By Don Keelan
It appears that our Vermont congressional delegation is having a conniption over the House of Representatives and Senate’s announcement of the Tax Cuts and Jobs Act proposed legislation. My suggestion to them is to relax and take a deep breath. From their long tenure in Washington, having seen countless “tax reform bills,” they should know there will be numerous changes to the present House and Senate proposed legislation.
If the delegation can take a page from CPAs, tax attorneys, and financial planners, you don’t get worked up over what is the first pass at tax reform — it is a huge waste of time knowing that changes, deletions and amendments will surely be forthcoming.
Nevertheless, what is revealing when one reads the massive pieces of proposed legislation, hundreds of pages, is how much our tax laws have penetrated into so much of our country’s economic, business, social, personal, energy, nonprofit and environmental affairs. These periodic tax law events, most times referred to as reform, are in no way reform at all. Instead, they continue making our tax laws more complex.
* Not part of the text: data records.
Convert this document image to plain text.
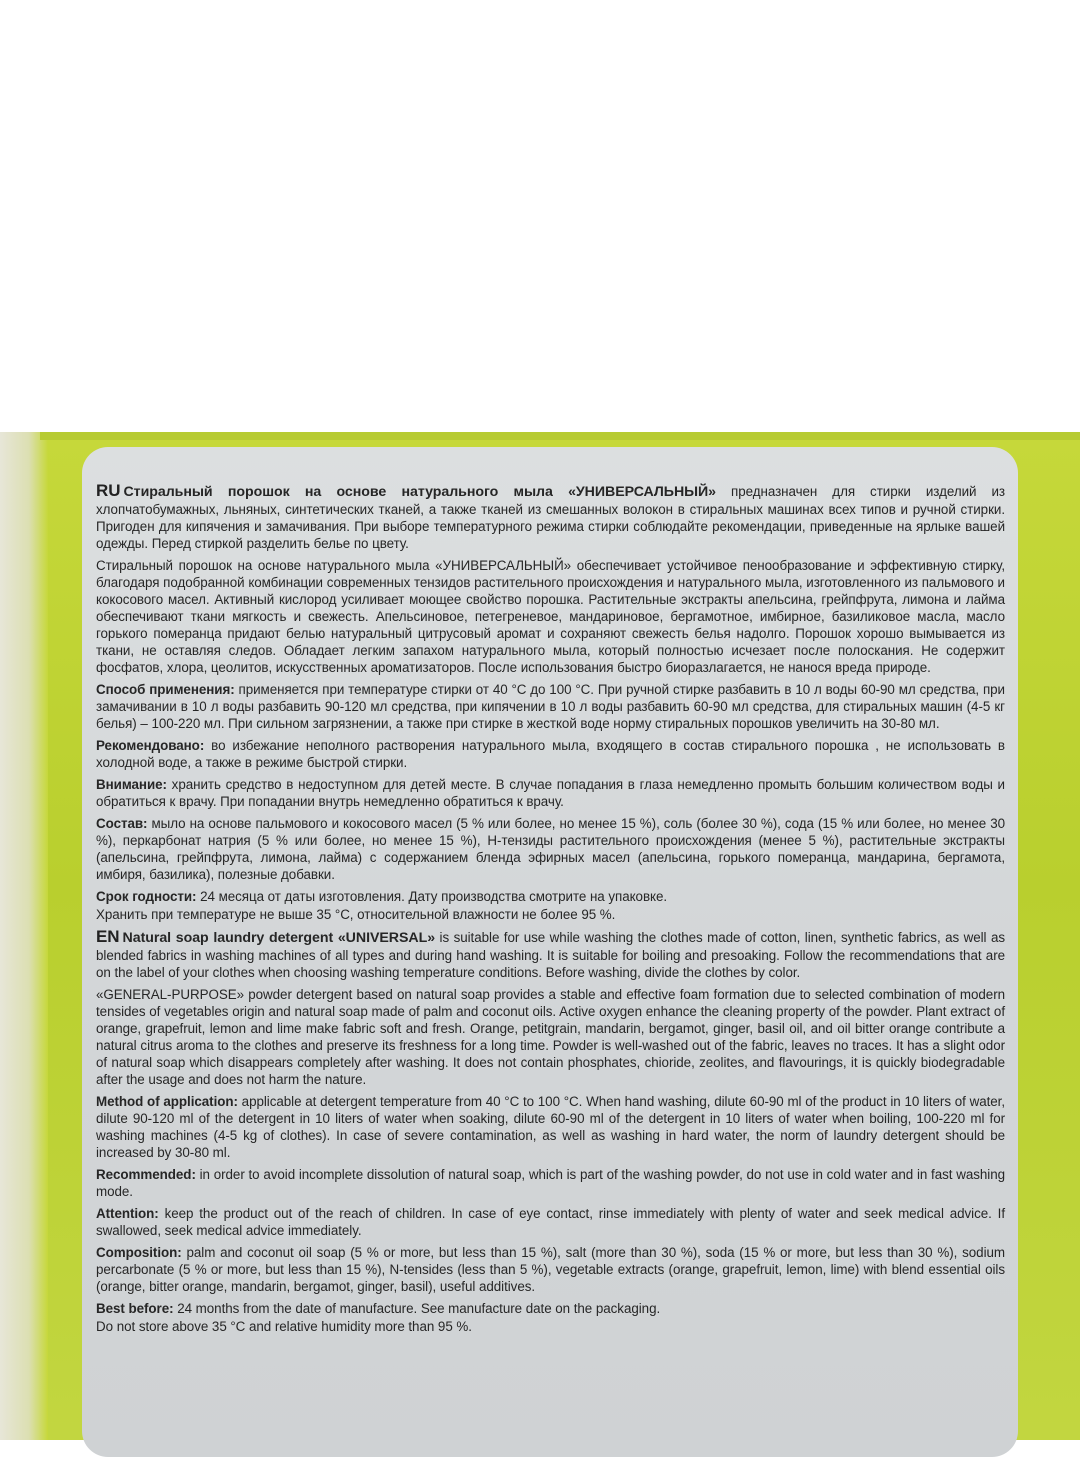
RU Стиральный порошок на основе натурального мыла «УНИВЕРСАЛЬНЫЙ» предназначен для стирки изделий из хлопчатобумажных, льняных, синтетических тканей, а также тканей из смешанных волокон в стиральных машинах всех типов и ручной стирки. Пригоден для кипячения и замачивания. При выборе температурного режима стирки соблюдайте рекомендации, приведенные на ярлыке вашей одежды. Перед стиркой разделить белье по цвету.

Стиральный порошок на основе натурального мыла «УНИВЕРСАЛЬНЫЙ» обеспечивает устойчивое пенообразование и эффективную стирку, благодаря подобранной комбинации современных тензидов растительного происхождения и натурального мыла, изготовленного из пальмового и кокосового масел. Активный кислород усиливает моющее свойство порошка. Растительные экстракты апельсина, грейпфрута, лимона и лайма обеспечивают ткани мягкость и свежесть. Апельсиновое, петегреневое, мандариновое, бергамотное, имбирное, базиликовое масла, масло горького померанца придают белью натуральный цитрусовый аромат и сохраняют свежесть белья надолго. Порошок хорошо вымывается из ткани, не оставляя следов. Обладает легким запахом натурального мыла, который полностью исчезает после полоскания. Не содержит фосфатов, хлора, цеолитов, искусственных ароматизаторов. После использования быстро биоразлагается, не нанося вреда природе.

Способ применения: применяется при температуре стирки от 40 °С до 100 °С. При ручной стирке разбавить в 10 л воды 60-90 мл средства, при замачивании в 10 л воды разбавить 90-120 мл средства, при кипячении в 10 л воды разбавить 60-90 мл средства, для стиральных машин (4-5 кг белья) – 100-220 мл. При сильном загрязнении, а также при стирке в жесткой воде норму стиральных порошков увеличить на 30-80 мл.

Рекомендовано: во избежание неполного растворения натурального мыла, входящего в состав стирального порошка , не использовать в холодной воде, а также в режиме быстрой стирки.

Внимание: хранить средство в недоступном для детей месте. В случае попадания в глаза немедленно промыть большим количеством воды и обратиться к врачу. При попадании внутрь немедленно обратиться к врачу.

Состав: мыло на основе пальмового и кокосового масел (5 % или более, но менее 15 %), соль (более 30 %), сода (15 % или более, но менее 30 %), перкарбонат натрия (5 % или более, но менее 15 %), Н-тензиды растительного происхождения (менее 5 %), растительные экстракты (апельсина, грейпфрута, лимона, лайма) с содержанием бленда эфирных масел (апельсина, горького померанца, мандарина, бергамота, имбиря, базилика), полезные добавки.

Срок годности: 24 месяца от даты изготовления. Дату производства смотрите на упаковке.

Хранить при температуре не выше 35 °С, относительной влажности не более 95 %.

EN Natural soap laundry detergent «UNIVERSAL» is suitable for use while washing the clothes made of cotton, linen, synthetic fabrics, as well as blended fabrics in washing machines of all types and during hand washing. It is suitable for boiling and presoaking. Follow the recommendations that are on the label of your clothes when choosing washing temperature conditions. Before washing, divide the clothes by color.

«GENERAL-PURPOSE» powder detergent based on natural soap provides a stable and effective foam formation due to selected combination of modern tensides of vegetables origin and natural soap made of palm and coconut oils. Active oxygen enhance the cleaning property of the powder. Plant extract of orange, grapefruit, lemon and lime make fabric soft and fresh. Orange, petitgrain, mandarin, bergamot, ginger, basil oil, and oil bitter orange contribute a natural citrus aroma to the clothes and preserve its freshness for a long time. Powder is well-washed out of the fabric, leaves no traces. It has a slight odor of natural soap which disappears completely after washing. It does not contain phosphates, chioride, zeolites, and flavourings, it is quickly biodegradable after the usage and does not harm the nature.

Method of application: applicable at detergent temperature from 40 °C to 100 °C. When hand washing, dilute 60-90 ml of the product in 10 liters of water, dilute 90-120 ml of the detergent in 10 liters of water when soaking, dilute 60-90 ml of the detergent in 10 liters of water when boiling, 100-220 ml for washing machines (4-5 kg of clothes). In case of severe contamination, as well as washing in hard water, the norm of laundry detergent should be increased by 30-80 ml.

Recommended: in order to avoid incomplete dissolution of natural soap, which is part of the washing powder, do not use in cold water and in fast washing mode.

Attention: keep the product out of the reach of children. In case of eye contact, rinse immediately with plenty of water and seek medical advice. If swallowed, seek medical advice immediately.

Composition: palm and coconut oil soap (5 % or more, but less than 15 %), salt (more than 30 %), soda (15 % or more, but less than 30 %), sodium percarbonate (5 % or more, but less than 15 %), N-tensides (less than 5 %), vegetable extracts (orange, grapefruit, lemon, lime) with blend essential oils (orange, bitter orange, mandarin, bergamot, ginger, basil), useful additives.

Best before: 24 months from the date of manufacture. See manufacture date on the packaging.

Do not store above 35 °C and relative humidity more than 95 %.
True reform would be to scrap the existing tax code and start from scratch.
This, of course, would be disastrous in that our tax laws are such an integral part of our individual, business, charitable, foreign, educational, and cultural affairs that real reform is absolutely impossible.
To grasp just how far reaching the proposed changes are, below is just a sampling of what has been advanced as reform:
Section 3604, No tax-exempt bonds for professional stadiums
Section 3406, Termination of New Market Tax Credits
Section 3402, Repeal of employer provided childcare credits
Section 3404, Repeal of work opportunity tax credits
Section 3505, Repeal of credit for producing oil and gas from marginal wells
Section 4402, Extension of temporary increase in limit on cover over rum excise taxes to Puerto Rico and the Virgin Islands
Section 5103, Create an excise tax based on investment income of private colleges and universities
Section 1301, Repeal of limitation of itemized deductions
Section 1304, Repeal of deductions for personal casualty losses
Each one of the proposed section changes, as well as the scores of other changes, has an army of lobbyists already lined up outside the office doors of the Congressional delegation — ready to do their clients’ bidding.
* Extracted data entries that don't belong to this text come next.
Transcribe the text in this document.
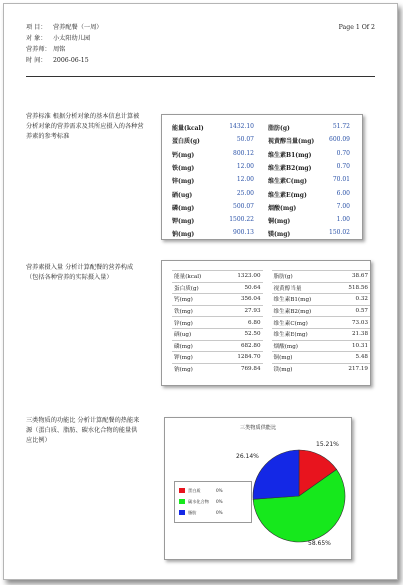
项 目： 营养配餐（一周）
对 象： 小太阳幼儿园
营养师： 周铭
时 间： 2006-06-15
Page 1 Of 2
营养标准 根据分析对象的基本信息计算被分析对象的营养需求及其所应摄入的各种营养素的参考标准
能量(kcal)	1432.10 脂肪(g)	51.72
蛋白质(g)	50.07 视黄醇当量(mg)	600.09
钙(mg)	800.12 维生素B1(mg)	0.70
铁(mg)	12.00 维生素B2(mg)	0.70
锌(mg)	12.00 维生素C(mg)	70.01
硒(ug)	25.00 维生素E(mg)	6.00
磷(mg)	500.07 烟酸(mg)	7.00
钾(mg)	1500.22 铜(mg)	1.00
钠(mg)	900.13 镁(mg)	150.02
营养素摄入量 分析计算配餐的营养构成（包括各种营养的实际摄入量）	能量(kcal)	1323.00		脂肪(g)	38.67
蛋白质(g)	50.64		视黄醇当量	518.56
钙(mg)	356.04		维生素B1(mg)	0.32
铁(mg)	27.93		维生素B2(mg)	0.57
锌(mg)	6.80		维生素C(mg)	73.03
硒(ug)	52.50		维生素E(mg)	21.38
磷(mg)	682.80		烟酸(mg)	10.31
钾(mg)	1284.70		铜(mg)	5.48
钠(mg)	769.84		镁(mg)	217.19
三类物质的功能比 分析计算配餐的热能来源（蛋白质、脂肪、碳水化合物的能量供应比例）
三类物质供能比
15.21%
58.65%
26.14%
蛋白质	0%
碳水化合物 0%
脂肪	0%
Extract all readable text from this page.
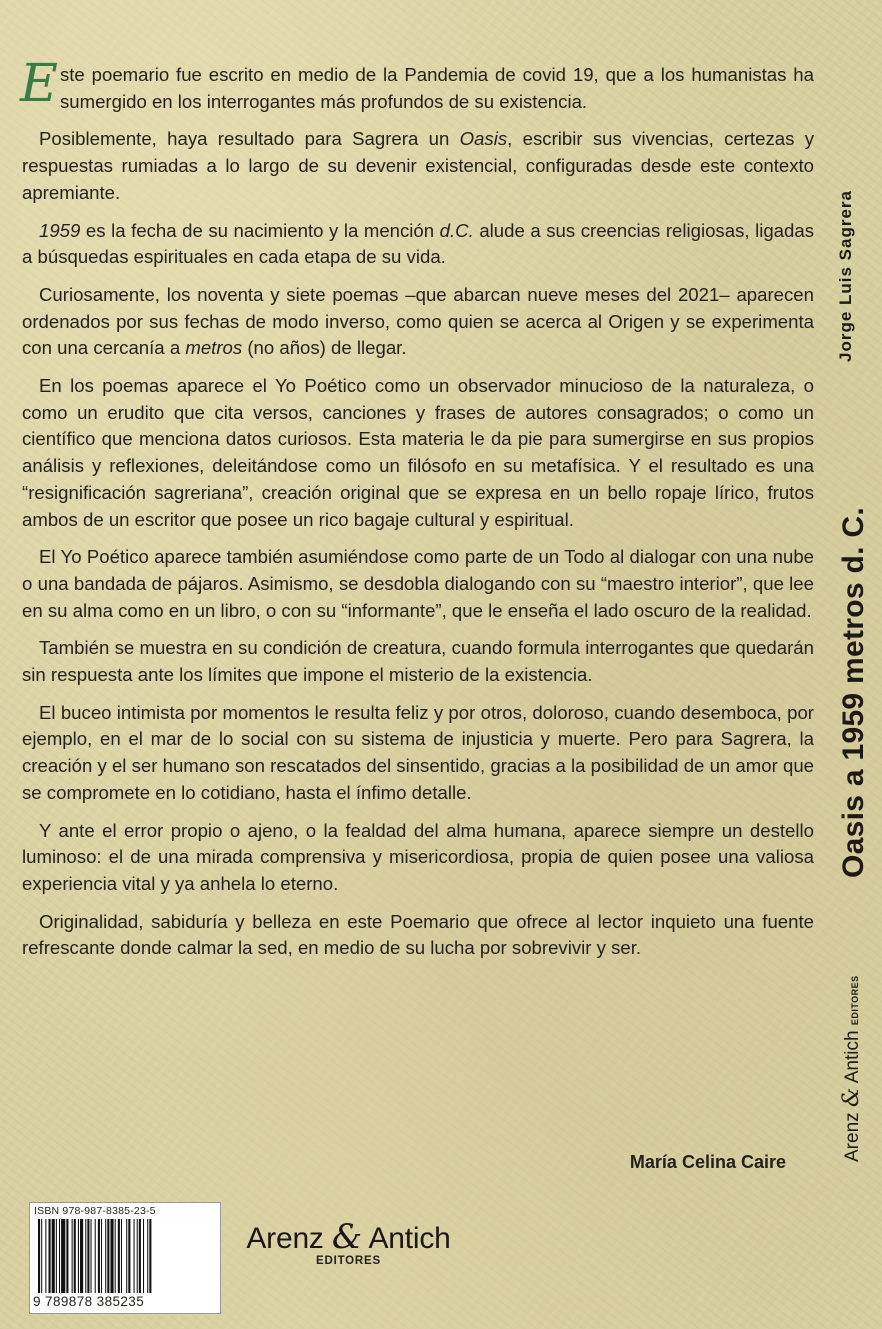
Este poemario fue escrito en medio de la Pandemia de covid 19, que a los humanistas ha sumergido en los interrogantes más profundos de su existencia.

Posiblemente, haya resultado para Sagrera un Oasis, escribir sus vivencias, certezas y respuestas rumiadas a lo largo de su devenir existencial, configuradas desde este contexto apremiante.

1959 es la fecha de su nacimiento y la mención d.C. alude a sus creencias religiosas, ligadas a búsquedas espirituales en cada etapa de su vida.

Curiosamente, los noventa y siete poemas –que abarcan nueve meses del 2021– aparecen ordenados por sus fechas de modo inverso, como quien se acerca al Origen y se experimenta con una cercanía a metros (no años) de llegar.

En los poemas aparece el Yo Poético como un observador minucioso de la naturaleza, o como un erudito que cita versos, canciones y frases de autores consagrados; o como un científico que menciona datos curiosos. Esta materia le da pie para sumergirse en sus propios análisis y reflexiones, deleitándose como un filósofo en su metafísica. Y el resultado es una “resignificación sagreriana”, creación original que se expresa en un bello ropaje lírico, frutos ambos de un escritor que posee un rico bagaje cultural y espiritual.

El Yo Poético aparece también asumiéndose como parte de un Todo al dialogar con una nube o una bandada de pájaros. Asimismo, se desdobla dialogando con su “maestro interior”, que lee en su alma como en un libro, o con su “informante”, que le enseña el lado oscuro de la realidad.

También se muestra en su condición de creatura, cuando formula interrogantes que quedarán sin respuesta ante los límites que impone el misterio de la existencia.

El buceo intimista por momentos le resulta feliz y por otros, doloroso, cuando desemboca, por ejemplo, en el mar de lo social con su sistema de injusticia y muerte. Pero para Sagrera, la creación y el ser humano son rescatados del sinsentido, gracias a la posibilidad de un amor que se compromete en lo cotidiano, hasta el ínfimo detalle.

Y ante el error propio o ajeno, o la fealdad del alma humana, aparece siempre un destello luminoso: el de una mirada comprensiva y misericordiosa, propia de quien posee una valiosa experiencia vital y ya anhela lo eterno.

Originalidad, sabiduría y belleza en este Poemario que ofrece al lector inquieto una fuente refrescante donde calmar la sed, en medio de su lucha por sobrevivir y ser.

María Celina Caire
ISBN 978-987-8385-23-5
9 789878 385235
Arenz & Antich
EDITORES
Jorge Luis Sagrera
Oasis a 1959 metros d. C.
Arenz & Antich EDITORES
For political purposes, our delegation makes it very clear that the proposed legislation will hurt the middle class and give huge breaks to the rich. Frankly, this does not come to the surface that clearly, except in a few instances.
Take for example Section 3406 above, the repeal of the new market tax credits. One has to be in a fairly substantial bracket to have benefited from this credit. This repeal will hurt Vermont where the tax credits have been used to advance development in economically depressed areas.
Eliminating the estate tax entirely (House bill has this and the Senate does not) will provide a big benefit to the wealthiest, according to some politicians. Currently, any estate under $5.5 million is transferred tax-free. Those individuals whose estates are large have already utilized every planning device available to avoid the death tax by transferring their assets to trusts and foundations.
Ever since I first became acquainted with our country’s tax law as a college student, I have seen at least 15 so-called reforms take place. There were those who got an advantage and those who did not. But one thing has remained constant over the years — the lobbyists, and the accounting and legal professions have been given another career boost and a long-term financial annuity.
And for the first time in over five decades, I am glad I no longer need to contend with changes in the tax laws. I will focus now on my local real estate taxes where I could have an impact.
Don Keelan writes a bi-weekly column and lives in Arlington, Vermont.